Slumdog as a British Film?!


a) A key issue about the British film industry is what defines British cinema
b) Slumdog – set in India; source material was by an Indian writer, although not written in traditional Indian literary style; many of the film’s crew were Indian; all but one of the principle and the majority of the supporting cast were Indian; almost a third of the dialogue is in Hindi.
c) Director, writer, lead actor, key members of the film crew were British; two-thirds of the dialogue was in English; the initial funding for the production was British; the production company and producer were British.
d) It was passed as British by the UK Film Council and thus received tax allowances. However, this has fairly stringent criteria, based on cultural content, cultural contribution, cultural hubs and cultural practitioners and films have to score at least 16 points out of a possible 31 to pass. On cultural content it may get 5 or 6 – the subject matter has some British cultural connection and the dialogue is mainly in English; cultural contribution – it uses British creativity; cultural hubs – although it was filmed abroad there was post-production work in the UK , cultural practitioners – most cast and crew are Indian, but key figures are British. Be lucky if you could award it 12 or 13 points. However, it is believed it passed on the strength of a letter of support written by Christian Coulson, in which he argued the film was a meaningful contribution to British culture.
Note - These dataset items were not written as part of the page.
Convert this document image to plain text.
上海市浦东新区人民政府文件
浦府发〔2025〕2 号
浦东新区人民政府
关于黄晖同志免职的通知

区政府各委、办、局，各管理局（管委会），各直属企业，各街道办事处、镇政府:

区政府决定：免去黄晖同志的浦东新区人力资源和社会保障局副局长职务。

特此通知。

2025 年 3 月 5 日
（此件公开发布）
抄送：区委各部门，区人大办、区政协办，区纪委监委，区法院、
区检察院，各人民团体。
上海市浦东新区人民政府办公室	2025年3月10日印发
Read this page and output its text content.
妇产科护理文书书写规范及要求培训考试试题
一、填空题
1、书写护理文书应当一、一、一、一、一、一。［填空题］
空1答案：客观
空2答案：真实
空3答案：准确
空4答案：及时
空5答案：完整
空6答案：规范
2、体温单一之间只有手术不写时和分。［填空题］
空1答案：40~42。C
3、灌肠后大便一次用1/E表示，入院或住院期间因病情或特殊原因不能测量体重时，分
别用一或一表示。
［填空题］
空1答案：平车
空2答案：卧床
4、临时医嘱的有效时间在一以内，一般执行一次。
It could have received tax allowances had it been a co-production with an Indian company as the UK has co-production agreements with certain countries; or if it had qualified as British under European conventions (for which it could’ve received support for screenings, distribution etc.). However, it was a wholly UK-financed production (US money was only involved for distribution) and it was not a co-production with an Indian company.
Influence of British production background as opposed to British/American like Working Title films – no American star.